In early 2018 there were also a few days with + $ 1,000 for Bitcoin. However, these short-term increases marked the significant downtrend that led Bitcoin to the bear market low of around $ 3,200. Understandably, the benefits for the week, the month and three months afterwards were very lossy.
Another example that could indicate price losses is the tracking of yesterday’s move in October last year. As BeInCrypto reported at the time, Chinese Prime Minister Xi Jinping started the bullish movement with the statement that the world’s leading power is interested in the introduction of blockchain technology.
However, in the days and weeks that followed, the price would lose most of its earnings and hit its annual low of around $ 6,600, exactly two years after Bitcoin hit its all-time high in December.
Although these large price movements have mostly preceded the losses, some of Peterson’s respondents don’t think the $ 1,000 day is the right way to rank Bitcoin’s biggest gains. After all, a $ 1,000 move between $ 6,000 and $ 7,000 is much more significant than a move between $ 16,000 and $ 17,000.
Many observers argued that percentage gains are the only real way to identify Bitcoin’s biggest price moves. The trend described by Peterson is less pronounced using this alternative data.
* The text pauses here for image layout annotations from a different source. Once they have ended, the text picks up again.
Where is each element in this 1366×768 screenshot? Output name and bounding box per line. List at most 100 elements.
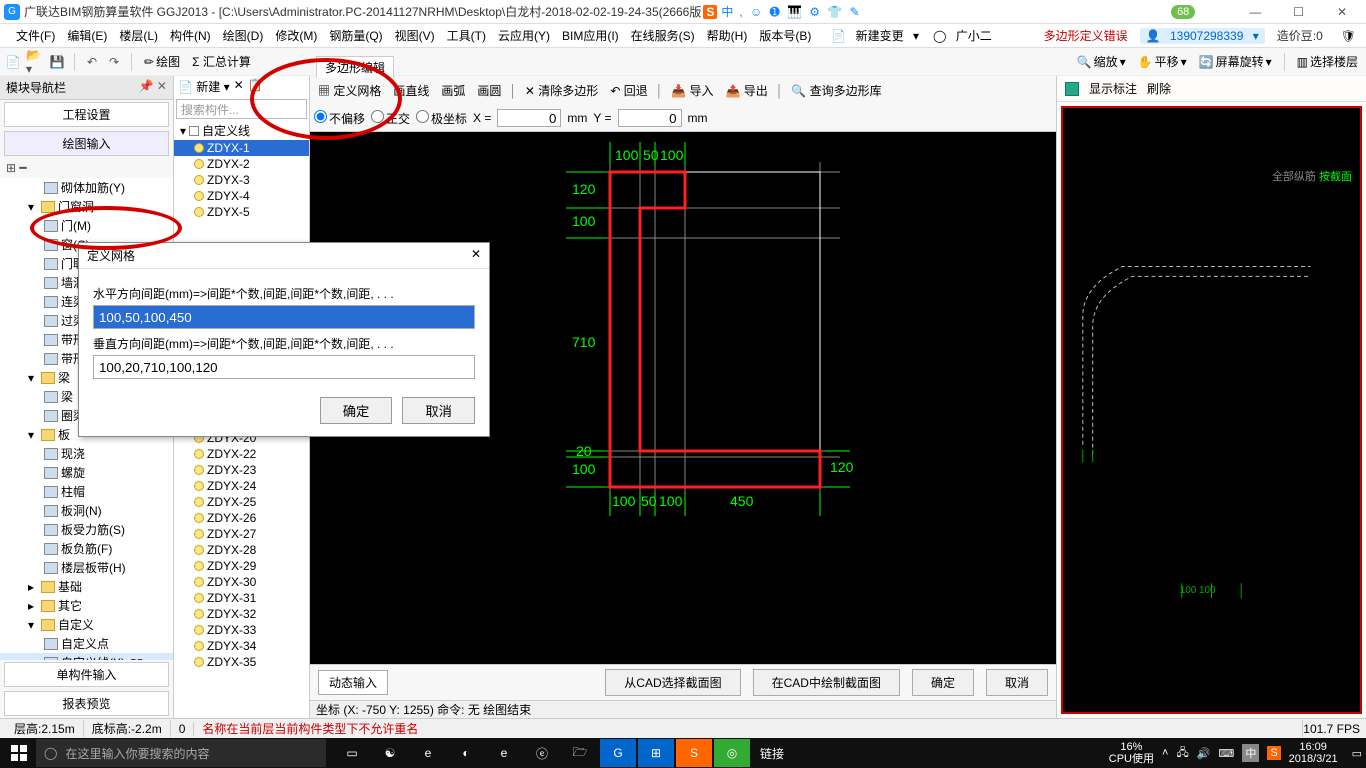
menu-item[interactable]: 文件(F)	[10, 27, 61, 45]
menu-item[interactable]: 版本号(B)	[753, 27, 817, 45]
v-spacing-input[interactable]	[93, 355, 475, 379]
no-offset-radio[interactable]: 不偏移	[314, 110, 365, 127]
tree-node[interactable]: ▸基础	[0, 577, 173, 596]
list-item[interactable]: ZDYX-2	[174, 156, 309, 172]
menu-item[interactable]: 在线服务(S)	[625, 27, 701, 45]
dialog-close-icon[interactable]: ✕	[471, 247, 481, 264]
dynamic-input-button[interactable]: 动态输入	[318, 670, 388, 695]
export-button[interactable]: 📤 导出	[722, 80, 772, 101]
menu-item[interactable]: 构件(N)	[164, 27, 217, 45]
tray-keyboard-icon[interactable]: ⌨	[1218, 747, 1234, 760]
h-spacing-input[interactable]	[93, 305, 475, 329]
x-input[interactable]	[497, 109, 561, 127]
new-change-button[interactable]: 📄 新建变更 ▾	[825, 25, 925, 46]
in-cad-button[interactable]: 在CAD中绘制截面图	[753, 669, 900, 696]
mid-delete-icon[interactable]: ✕	[234, 78, 244, 95]
draw-input-tab[interactable]: 绘图输入	[4, 131, 169, 156]
draw-circle-button[interactable]: 画圆	[473, 80, 505, 101]
refresh-button[interactable]: 刷除	[1147, 80, 1171, 97]
tree-node[interactable]: 自定义线(X)▯▯	[0, 653, 173, 660]
list-item[interactable]: ZDYX-27	[174, 526, 309, 542]
menu-item[interactable]: BIM应用(I)	[556, 27, 625, 45]
draw-button[interactable]: ✏ 绘图	[140, 51, 184, 72]
tree-node[interactable]: 门(M)	[0, 216, 173, 235]
list-item[interactable]: ZDYX-5	[174, 204, 309, 220]
tray-vol-icon[interactable]: 🔊	[1197, 747, 1211, 760]
minimize-button[interactable]: —	[1235, 5, 1275, 19]
menu-item[interactable]: 视图(V)	[389, 27, 441, 45]
tree-mode-icons[interactable]: ⊞ ━	[0, 158, 173, 178]
app-icon-4[interactable]: G	[600, 739, 636, 767]
tree-node[interactable]: 板负筋(F)	[0, 539, 173, 558]
redo-icon[interactable]: ↷	[105, 53, 123, 71]
mid-copy-icon[interactable]: 📋	[248, 78, 263, 95]
canvas-cancel-button[interactable]: 取消	[986, 669, 1048, 696]
zoom-button[interactable]: 🔍 缩放 ▾	[1073, 51, 1130, 72]
tray-ime-icon[interactable]: 中	[1242, 744, 1259, 762]
close-button[interactable]: ✕	[1322, 5, 1362, 19]
draw-line-button[interactable]: 画直线	[389, 80, 433, 101]
ime-mode[interactable]: 中	[721, 3, 735, 20]
pan-button[interactable]: ✋ 平移 ▾	[1134, 51, 1191, 72]
tree-node[interactable]: 自定义点	[0, 634, 173, 653]
menu-item[interactable]: 帮助(H)	[701, 27, 754, 45]
list-item[interactable]: ZDYX-28	[174, 542, 309, 558]
import-button[interactable]: 📥 导入	[667, 80, 717, 101]
taskbar-search[interactable]: ◯ 在这里输入你要搜索的内容	[36, 739, 326, 767]
undo-step-button[interactable]: ↶ 回退	[606, 80, 651, 101]
tree-node[interactable]: 板洞(N)	[0, 501, 173, 520]
list-item[interactable]: ZDYX-24	[174, 478, 309, 494]
tree-node[interactable]: 板受力筋(S)	[0, 520, 173, 539]
tree-node[interactable]: ▸其它	[0, 596, 173, 615]
tree-node[interactable]: 楼层板带(H)	[0, 558, 173, 577]
tree-node[interactable]: 柱帽	[0, 482, 173, 501]
sum-button[interactable]: Σ 汇总计算	[188, 51, 255, 72]
task-view-icon[interactable]: ▭	[334, 739, 370, 767]
define-grid-button[interactable]: ▦ 定义网格	[314, 80, 385, 101]
tree-node[interactable]: ▾门窗洞	[0, 197, 173, 216]
single-input-tab[interactable]: 单构件输入	[4, 662, 169, 687]
app-icon-1[interactable]: ☯	[372, 739, 408, 767]
select-floor-button[interactable]: ▥ 选择楼层	[1293, 51, 1362, 72]
coin-icon[interactable]: 🛡	[1335, 27, 1362, 45]
open-file-icon[interactable]: 📂▾	[26, 53, 44, 71]
nav-pin-icon[interactable]: 📌 ✕	[139, 79, 167, 96]
dialog-ok-button[interactable]: 确定	[320, 397, 393, 424]
tray-net-icon[interactable]: 🖧	[1176, 744, 1188, 763]
ime-badge[interactable]: S	[703, 5, 717, 19]
tree-node[interactable]: 螺旋	[0, 463, 173, 482]
list-item[interactable]: ZDYX-26	[174, 510, 309, 526]
app-icon-6[interactable]: S	[676, 739, 712, 767]
list-item[interactable]: ZDYX-1	[174, 140, 309, 156]
edge-icon[interactable]: e	[410, 739, 446, 767]
menu-item[interactable]: 楼层(L)	[113, 27, 164, 45]
clear-polygon-button[interactable]: ✕ 清除多边形	[521, 80, 602, 101]
list-item[interactable]: ZDYX-3	[174, 172, 309, 188]
search-component-input[interactable]: 搜索构件...	[176, 99, 307, 119]
user-phone[interactable]: 👤 13907298339 ▾	[1140, 28, 1265, 44]
app-icon-7[interactable]: ◎	[714, 739, 750, 767]
from-cad-button[interactable]: 从CAD选择截面图	[605, 669, 740, 696]
polygon-edit-tab[interactable]: 多边形编辑	[316, 56, 394, 78]
list-item[interactable]: ZDYX-33	[174, 622, 309, 638]
section-canvas[interactable]: 全部纵筋 按截面 100 100	[1061, 106, 1362, 714]
list-item[interactable]: ZDYX-4	[174, 188, 309, 204]
menu-item[interactable]: 工具(T)	[441, 27, 492, 45]
show-label-toggle[interactable]: 显示标注	[1089, 80, 1137, 97]
menu-item[interactable]: 绘图(D)	[217, 27, 270, 45]
list-item[interactable]: ZDYX-29	[174, 558, 309, 574]
tray-up-icon[interactable]: ˄	[1162, 747, 1168, 759]
y-input[interactable]	[618, 109, 682, 127]
ime-extra-icons[interactable]: , ☺ ➊ 🎹 ⚙ 👕 ✎	[739, 5, 861, 19]
undo-icon[interactable]: ↶	[83, 53, 101, 71]
list-item[interactable]: ZDYX-34	[174, 638, 309, 654]
list-root[interactable]: ▾自定义线	[174, 121, 309, 140]
list-item[interactable]: ZDYX-32	[174, 606, 309, 622]
list-item[interactable]: ZDYX-22	[174, 446, 309, 462]
list-item[interactable]: ZDYX-30	[174, 574, 309, 590]
save-icon[interactable]: 💾	[48, 53, 66, 71]
rotate-button[interactable]: 🔄 屏幕旋转 ▾	[1195, 51, 1276, 72]
mid-new-button[interactable]: 📄 新建 ▾	[178, 78, 230, 95]
menu-item[interactable]: 云应用(Y)	[492, 27, 556, 45]
notifications-icon[interactable]: ▭	[1352, 747, 1362, 760]
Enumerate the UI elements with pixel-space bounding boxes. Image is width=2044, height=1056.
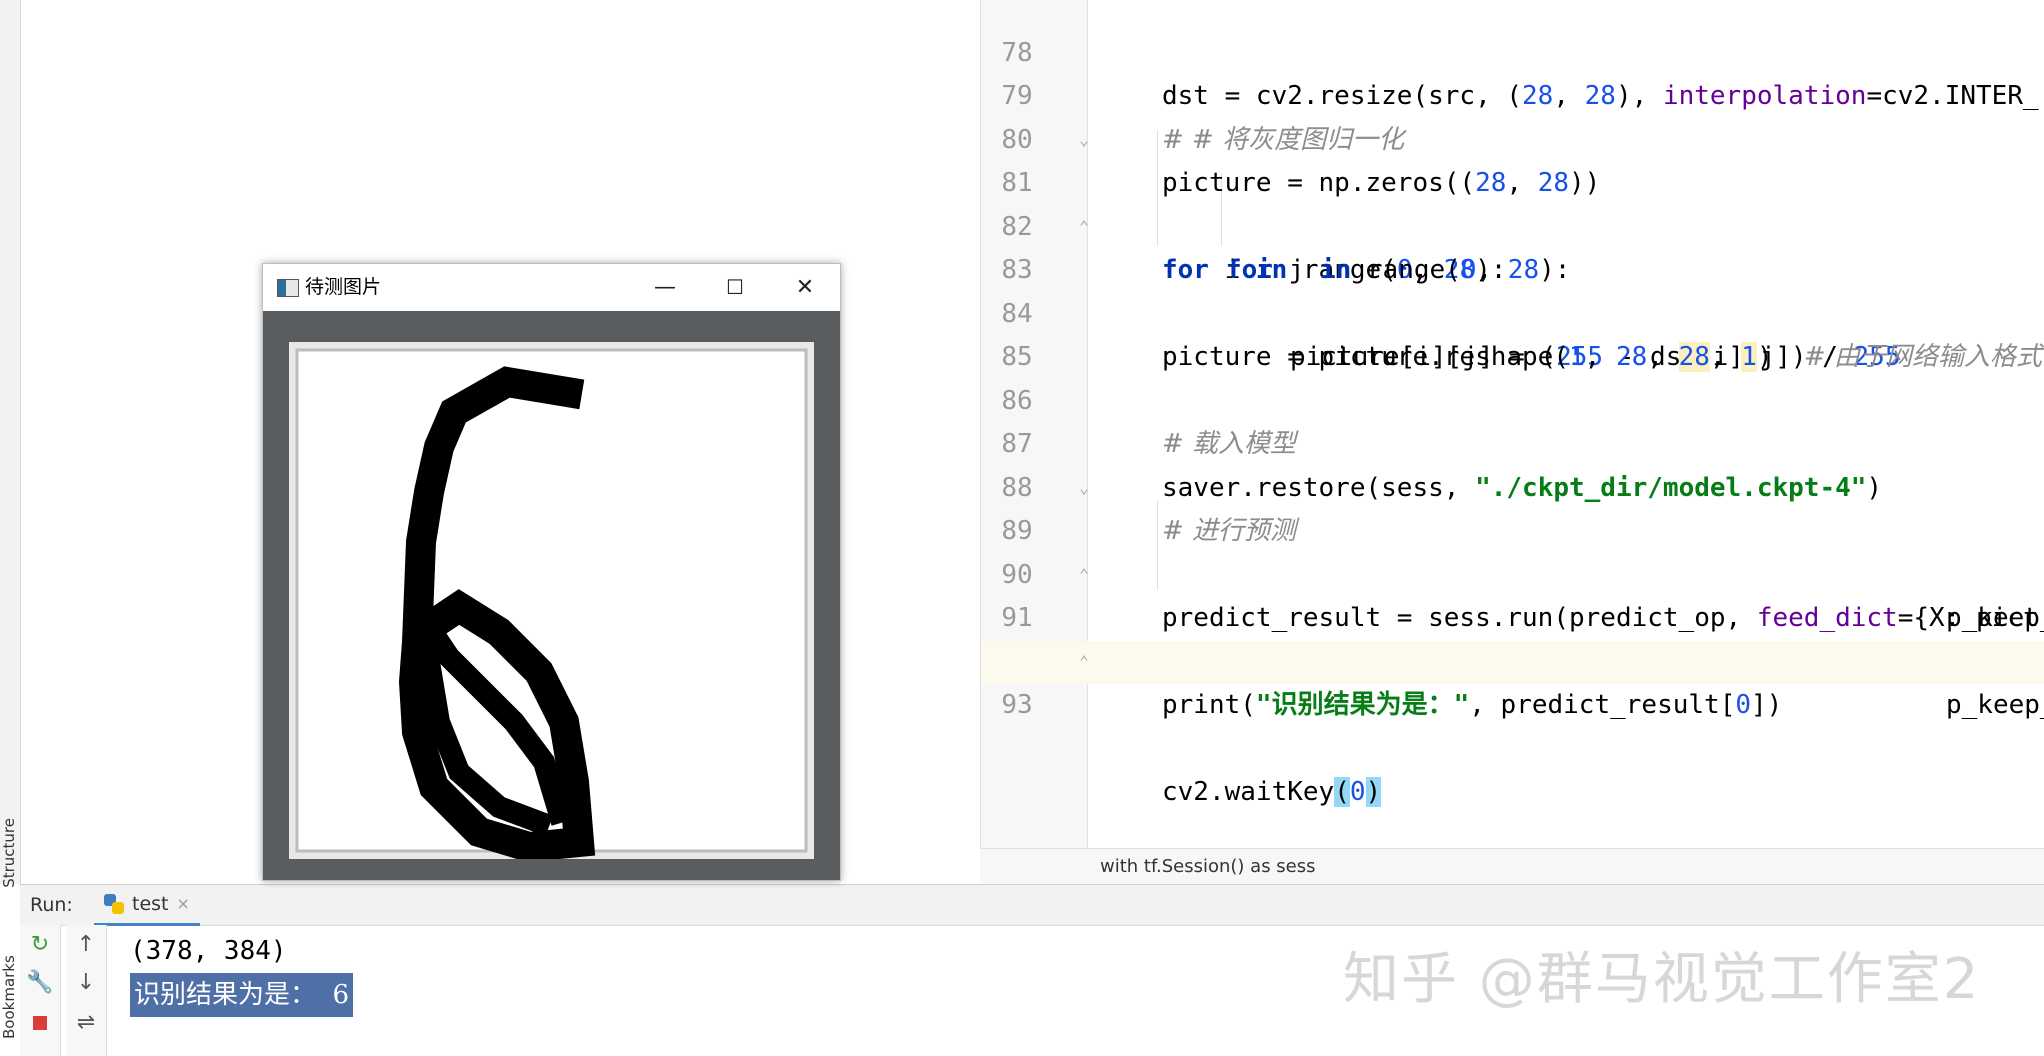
maximize-button[interactable]: ☐ <box>706 264 764 311</box>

Do you use telegram? Join the Telegram trading community to get exclusive buy and sell signals for cryptocurrencies, educational content, discussions and project analysis!
Join the Cryptocurrency group on Facebook to comment on the latest news, share the best blockchain projects and trading signals, and win the market
Disclaimer of liability. Read moreRead less
As a leading blockchain and fintech news company, BeInCrypto always strives to comply with strict editorial guidelines and the highest journalistic standards. With this in mind, we always encourage and encourage readers to do their own research into the information contained in this article. This article is intended as news and is for informational purposes only. The topic of the article and the information provided may have an impact on the value of a digital or cryptocurrency asset, but is never intended. Likewise, the content of the article and the information contained therein do not intend and do not intend to provide sufficient information for a financial or investment decision. This article is not expressly intended as financial advice, it is not financial advice and should not be construed as financial advice. The content and information in this article have not been prepared by a certified financial professional. All readers should always conduct their own due diligence with a certified financial professional before making an investment decision. The author of this article may have any amount of Bitcoin, cryptocurrencies, other digital currencies, or financial instruments at the time of writing, including but not limited to those listed in the content of this article.